New York CNN Business  — 

Colleges, universities, hospitals and other nonprofits hurting from the pandemic can now borrow funds from the Federal Reserve’s $600 billion Main Street lending facility.

The decision to expand the emergency lending program, announced Friday, underscores concerns about the huge toll the health crisis is taking on a critical sector of the economy that employs millions of Americans.

Launched in June, the Main Street program was originally designed to help small and medium-sized businesses that were healthy before the pandemic to get through the recession.

Now, the program will have two new loan options that will provide credit to many nonprofits, including educational institutions, hospitals and social services organizations.

“Nonprofits provide vital services across the country and employ millions of Americans,” Fed Chairman Jerome Powell said in a statement. “We have listened carefully and adapted our approach so that we can best support them in carrying out their vital mission during this extraordinary time.”

Under the program, the Fed doesn’t directly make loans to struggling businesses and nonprofits. Rather, it encourages banks to lend by taking the vast majority of the loans off their balance sheets.

Not all nonprofits will be eligible to tap the funds, however. The Fed said the program is limited to organizations that were in “sound financial condition” before the pandemic struck.

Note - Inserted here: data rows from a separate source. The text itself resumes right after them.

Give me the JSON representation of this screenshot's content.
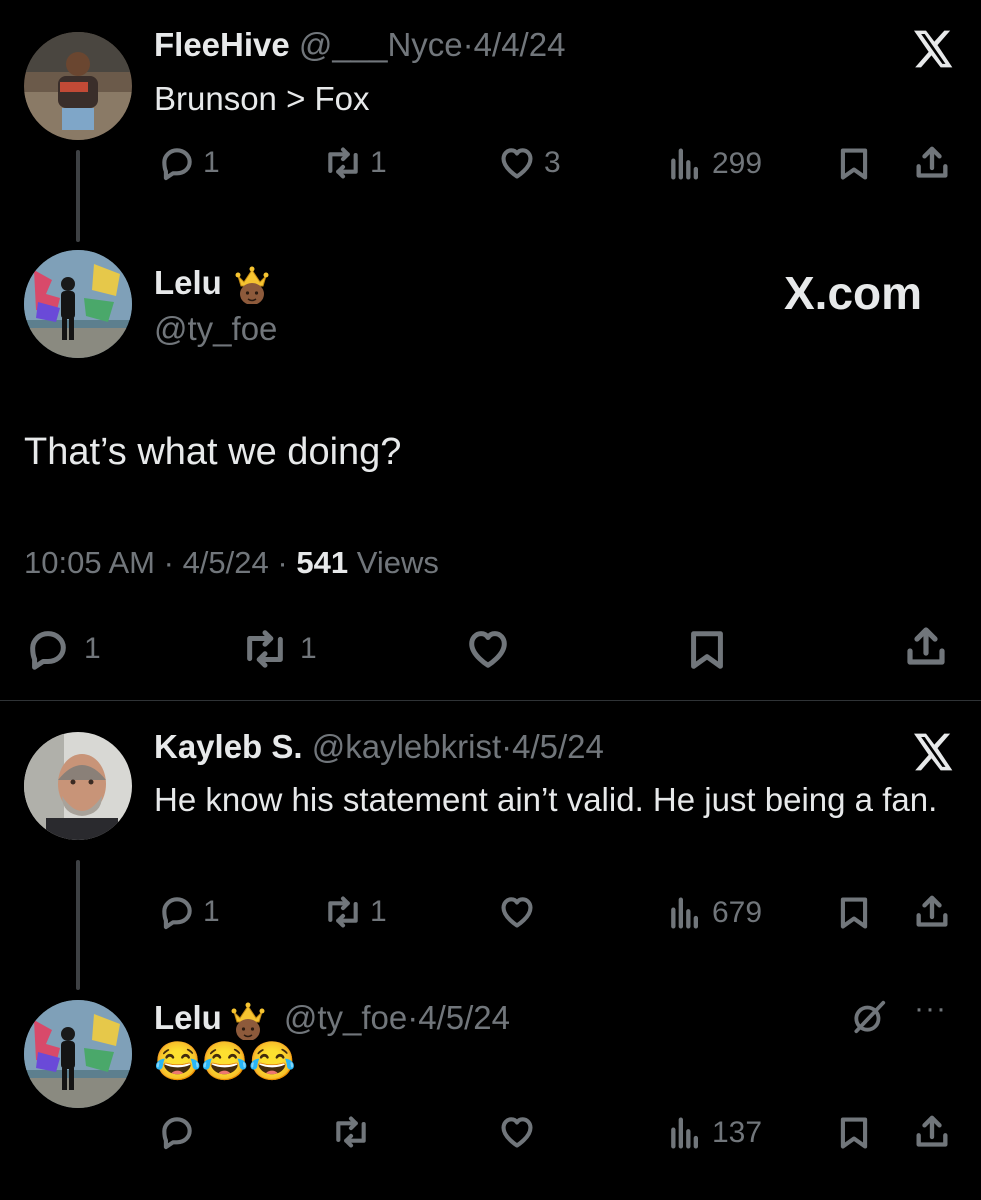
{
  "tweet1": {
    "display_name": "FleeHive",
    "handle": "@___Nyce",
    "sep": "·",
    "date": "4/4/24",
    "text": "Brunson > Fox",
    "replies": "1",
    "reposts": "1",
    "likes": "3",
    "views": "299"
  },
  "main_tweet": {
    "display_name": "Lelu",
    "handle": "@ty_foe",
    "badge": "X.com",
    "text": "That’s what we doing?",
    "time": "10:05 AM",
    "sep": "·",
    "date": "4/5/24",
    "views_count": "541",
    "views_label": "Views",
    "replies": "1",
    "reposts": "1"
  },
  "tweet3": {
    "display_name": "Kayleb S.",
    "handle": "@kaylebkrist",
    "sep": "·",
    "date": "4/5/24",
    "text": "He know his statement ain’t valid. He just being a fan.",
    "replies": "1",
    "reposts": "1",
    "views": "679"
  },
  "tweet4": {
    "display_name": "Lelu",
    "handle": "@ty_foe",
    "sep": "·",
    "date": "4/5/24",
    "text": "😂😂😂",
    "views": "137",
    "more": "···"
  },
  "colors": {
    "background": "#000000",
    "text": "#e7e9ea",
    "muted": "#71767b",
    "divider": "#2f3336"
  },
  "icons": [
    "reply-icon",
    "repost-icon",
    "like-icon",
    "views-icon",
    "bookmark-icon",
    "share-icon",
    "x-logo-icon",
    "crown-emoji",
    "grok-icon",
    "more-icon"
  ]
}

The Fed said nonprofits seeking loans through the Main Street program must have been operation for at least five years, have at least 10 employees and an endowment of no more than $3 billion. (For context, Harvard University recently reported a $40 billion endowment, while Princeton University’s stood at about $26 billion.)

Nonprofits also must borrow at least $250,000 and cannot be too overleveraged. Their ratio of cash, investments and other resources to debt must be greater than 55%.

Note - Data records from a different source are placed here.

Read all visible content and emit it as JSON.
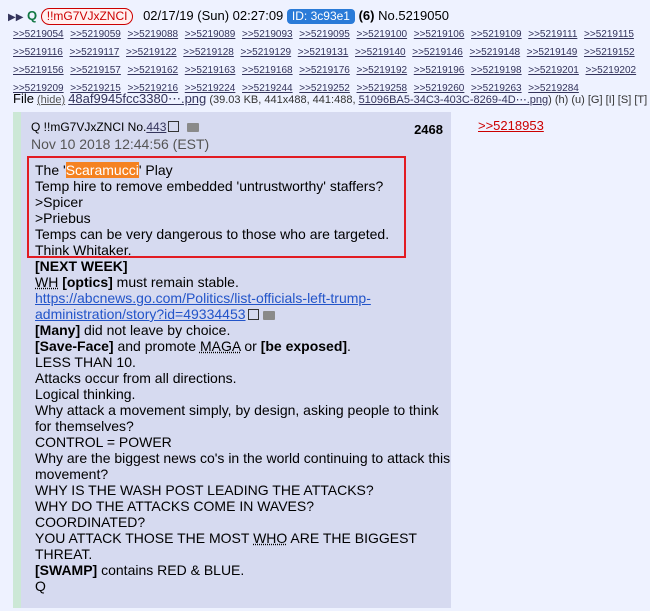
{
  "header": {
    "arrows": "▶▶",
    "name": "Q",
    "tripcode": "!!mG7VJxZNCI",
    "datetime": "02/17/19 (Sun) 02:27:09",
    "id_label": "ID: 3c93e1",
    "reply_count": "(6)",
    "post_no": "No.5219050"
  },
  "replies": [
    ">>5219054",
    ">>5219059",
    ">>5219088",
    ">>5219089",
    ">>5219093",
    ">>5219095",
    ">>5219100",
    ">>5219106",
    ">>5219109",
    ">>5219111",
    ">>5219115",
    ">>5219116",
    ">>5219117",
    ">>5219122",
    ">>5219128",
    ">>5219129",
    ">>5219131",
    ">>5219140",
    ">>5219146",
    ">>5219148",
    ">>5219149",
    ">>5219152",
    ">>5219156",
    ">>5219157",
    ">>5219162",
    ">>5219163",
    ">>5219168",
    ">>5219176",
    ">>5219192",
    ">>5219196",
    ">>5219198",
    ">>5219201",
    ">>5219202",
    ">>5219209",
    ">>5219215",
    ">>5219216",
    ">>5219224",
    ">>5219244",
    ">>5219252",
    ">>5219258",
    ">>5219260",
    ">>5219263",
    ">>5219284"
  ],
  "file": {
    "label": "File",
    "hide": "(hide)",
    "filename": "48af9945fcc3380⋯.png",
    "meta": "(39.03 KB, 441x488, 441:488,",
    "original": "51096BA5-34C3-403C-8269-4D⋯.png",
    "tail": ") (h) (u) [G] [I] [S] [T] [K]"
  },
  "inner": {
    "author": "Q !!mG7VJxZNCI No.",
    "post_link": "443",
    "date": "Nov 10 2018 12:44:56 (EST)",
    "number": "2468"
  },
  "body": {
    "l1a": "The '",
    "l1h": "Scaramucci",
    "l1b": "' Play",
    "l2": "Temp hire to remove embedded 'untrustworthy' staffers?",
    "l3": ">Spicer",
    "l4": ">Priebus",
    "l5": "Temps can be very dangerous to those who are targeted.",
    "l6": "Think Whitaker.",
    "l7": "[NEXT WEEK]",
    "l8a": "WH",
    "l8b": "[optics]",
    "l8c": " must remain stable.",
    "l9": "https://abcnews.go.com/Politics/list-officials-left-trump-administration/story?id=49334453",
    "l10a": "[Many]",
    "l10b": " did not leave by choice.",
    "l11a": "[Save-Face]",
    "l11b": " and promote ",
    "l11c": "MAGA",
    "l11d": " or ",
    "l11e": "[be exposed]",
    "l11f": ".",
    "l12": "LESS THAN 10.",
    "l13": "Attacks occur from all directions.",
    "l14": "Logical thinking.",
    "l15": "Why attack a movement simply, by design, asking people to think for themselves?",
    "l16": "CONTROL = POWER",
    "l17": "Why are the biggest news co's in the world continuing to attack this movement?",
    "l18": "WHY IS THE WASH POST LEADING THE ATTACKS?",
    "l19": "WHY DO THE ATTACKS COME IN WAVES?",
    "l20": "COORDINATED?",
    "l21a": "YOU ATTACK THOSE THE MOST ",
    "l21b": "WHO",
    "l21c": " ARE THE BIGGEST THREAT.",
    "l22a": "[SWAMP]",
    "l22b": " contains RED & BLUE.",
    "l23": "Q"
  },
  "backlink": ">>5218953"
}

Under the terms of the loans, interest payments aren’t owed for one year and principal is deferred for two years.

The expansion to nonprofits was approved by US Treasury Secretary Steven Mnuchin.

“Nonprofit organizations, from colleges and universities to healthcare providers, community groups and veterans’ organizations, play a vital role in our society and employ millions of hard working Americans,” Mnuchin said in a statement.

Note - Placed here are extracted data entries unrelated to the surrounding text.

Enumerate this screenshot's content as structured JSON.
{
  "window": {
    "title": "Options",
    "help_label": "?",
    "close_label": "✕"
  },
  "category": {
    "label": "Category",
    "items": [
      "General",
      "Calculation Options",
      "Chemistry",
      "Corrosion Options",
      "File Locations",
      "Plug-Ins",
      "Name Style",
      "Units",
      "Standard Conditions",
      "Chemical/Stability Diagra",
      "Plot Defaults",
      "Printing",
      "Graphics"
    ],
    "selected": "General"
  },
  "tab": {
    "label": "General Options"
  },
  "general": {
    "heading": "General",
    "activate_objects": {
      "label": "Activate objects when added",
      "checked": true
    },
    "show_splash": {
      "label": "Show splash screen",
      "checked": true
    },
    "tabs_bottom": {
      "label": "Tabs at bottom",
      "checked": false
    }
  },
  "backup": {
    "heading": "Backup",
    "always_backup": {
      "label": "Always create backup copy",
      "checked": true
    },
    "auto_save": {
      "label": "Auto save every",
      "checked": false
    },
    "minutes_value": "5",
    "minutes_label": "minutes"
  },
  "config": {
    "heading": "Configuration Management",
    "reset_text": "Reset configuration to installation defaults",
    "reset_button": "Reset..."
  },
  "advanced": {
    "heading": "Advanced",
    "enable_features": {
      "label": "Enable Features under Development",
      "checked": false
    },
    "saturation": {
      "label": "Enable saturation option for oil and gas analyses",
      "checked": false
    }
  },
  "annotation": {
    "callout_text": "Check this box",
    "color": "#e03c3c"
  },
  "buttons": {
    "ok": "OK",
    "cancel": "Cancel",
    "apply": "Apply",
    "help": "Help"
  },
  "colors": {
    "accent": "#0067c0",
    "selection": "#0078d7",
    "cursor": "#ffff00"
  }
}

The Main Street program, which took more than two months to get off the ground, has a maximum lending capacity of $600 billion. It is funded with $75 billion in equity from the Treasury Department via the $2 trillion CARES Act.

The program is off to a slow start. As of Wednesday, the Fed had purchased just $12 million of loans from the Main Street facility. That compares with more than $11 billion of corporate bonds and ETFs purchased by separate Fed programs that have successfully propped up the corporate debt market.

The Fed telegraphed nonprofits could soon be added to the program when Powell told reporters in June it was something that officials were “very strongly looking at.”